Excerpt from Wikipedia:
The Sechseläuten is a traditional spring holiday in the Swiss city of Zurich celebrated in its current form, on the 3rd Monday of April, since the early 20th century. Additional events of the holiday also include a children's parade on the Sunday preceding the Sechseläuten, a parade of the 26 guilds in their historic dress costumes, each with its own band, most with a mounted "Reitergruppe" and horse drawn floats, and a ceremonial galloping of the mounted units of the guilds around the bonfire. It is here on Sechseläutenplatz where the "Böögg" is burnt. (a snowman effigy on top of a large pyramid sticks - so this is what they're saving firewood for???) The Böögg has a head full of fireworks. The crowd watches the for the head to explode - hoping it will be soon. A delay indicates there will be a lousy summer. (Could this be the Swiss version of Groundhog Day?) We learned recently that the name dates back to the days of old city gates. With Sechseläuten, the gates remained open until 6:00 pm (sechs) instead of closing at 5:00 (funf). 
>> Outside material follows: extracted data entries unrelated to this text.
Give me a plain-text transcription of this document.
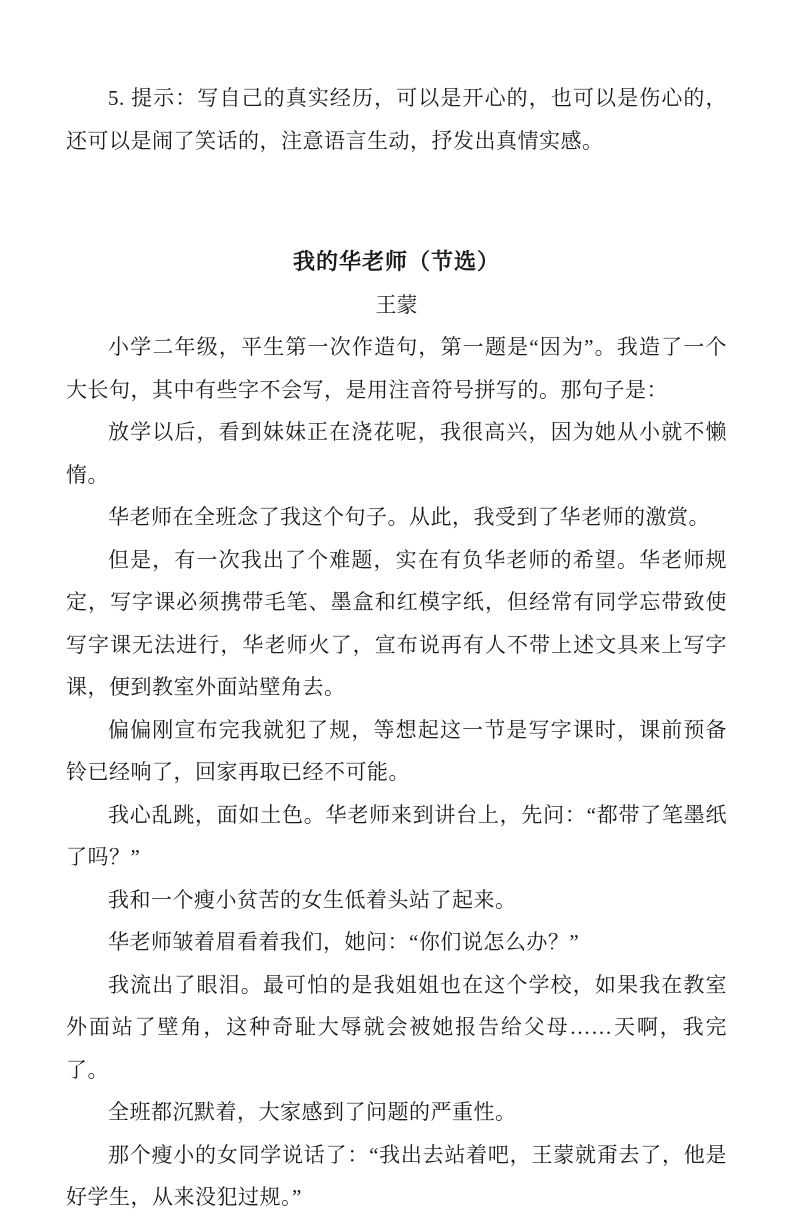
5. 提示：写自己的真实经历，可以是开心的，也可以是伤心的，还可以是闹了笑话的，注意语言生动，抒发出真情实感。

我的华老师（节选）

王蒙

小学二年级，平生第一次作造句，第一题是“因为”。我造了一个大长句，其中有些字不会写，是用注音符号拼写的。那句子是：

放学以后，看到妹妹正在浇花呢，我很高兴，因为她从小就不懒惰。

华老师在全班念了我这个句子。从此，我受到了华老师的激赏。

但是，有一次我出了个难题，实在有负华老师的希望。华老师规定，写字课必须携带毛笔、墨盒和红模字纸，但经常有同学忘带致使写字课无法进行，华老师火了，宣布说再有人不带上述文具来上写字课，便到教室外面站壁角去。

偏偏刚宣布完我就犯了规，等想起这一节是写字课时，课前预备铃已经响了，回家再取已经不可能。

我心乱跳，面如土色。华老师来到讲台上，先问：“都带了笔墨纸了吗？”

我和一个瘦小贫苦的女生低着头站了起来。

华老师皱着眉看着我们，她问：“你们说怎么办？”

我流出了眼泪。最可怕的是我姐姐也在这个学校，如果我在教室外面站了壁角，这种奇耻大辱就会被她报告给父母……天啊，我完了。

全班都沉默着，大家感到了问题的严重性。

那个瘦小的女同学说话了：“我出去站着吧，王蒙就甭去了，他是好学生，从来没犯过规。”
Here the Böögg is being prepared for its demise. Men handing up wood for the bonfire.
A majority of the parade participants were men, but not all. Many women were along the route with baskets of flowers. They presented them to their men. By the end of the parade, some men were carrying a lot of flowers. This also may be a bit of a popularity contest. I'm sure the florists love this tradition.

flowers at the ready

I was not able to identify all the guilds - maybe you'll do better. Hint, not all 26 are shown here. 

This parade is only in Zurich. Every year, they invite one of the other cantons to be a guest participant. This year it was St. Gallen and everyone received small St. Gallen flags. I have to include their flag throwers. I think they need some help from my expert guard member niece, Jess.

St Gallen flag

We learned an amazing tidbit from another expat with a Swiss husband. Tickets are sold for two rows of seats on either side of the parade route. Do I want a seat? Of course I do. I just had no idea that was a choice. We were able to arrive moments before the start of the parade and our seats were empty. I was very glad for a seat - the parade lasted 3 hours! I'll admit, I got tired of it by the end of the second hour. 

The videos give you a feel for what the parade was like. The oddest thing was that it went both directions on the street - fine in the beginning before anyone was on the way home. Eventually we had groups going both ways in front of us and sometimes bands playing at the same time. "I can play louder than you can!" Unfortunately, the new groups were on the far side of the street. As we were more interested in things we hadn't seen before, the ones coming through for the second time blocked the view. Why do it this way? I have no idea.


Monty Python?


bakers with giant "zopf"


very popular fellows

 This group was giving out dates (the fruit!).

wine press

Yes, they were actually giving out small plastic cups of wine. I didn't get any because I was too busy with the camera but a few in our group did. Other guilds were throwing candy, oranges or rolls!

      Not to miss an opportunity to make money, one of the local chocolatiers was even selling chocolate  Bööggs. They certainly weren't worth the asking price (which I've forgotten), but they allowed me to take a picture. 

      Finally the parade ended, and a large crowd headed over to Sechseläutenplatz and the Böögg. Everyone was curious about how long it would burn. We weren't able to get a good view since we were certainly not the first there. I'm guessing plenty of people didn't bother with the parade and just waited for the bonfire. Unfortunately, it was the slowest since 1988 (40 minutes which did get a bit boring) and doesn't bode well for our weather - I'm choosing to not be superstitious and hope for the best.  (Photos thanks to Teri Mason and the local paper on the following day.  )

      Luckily, it was a beautiful sunny day. It was fun to be out and participate in another Swiss festival.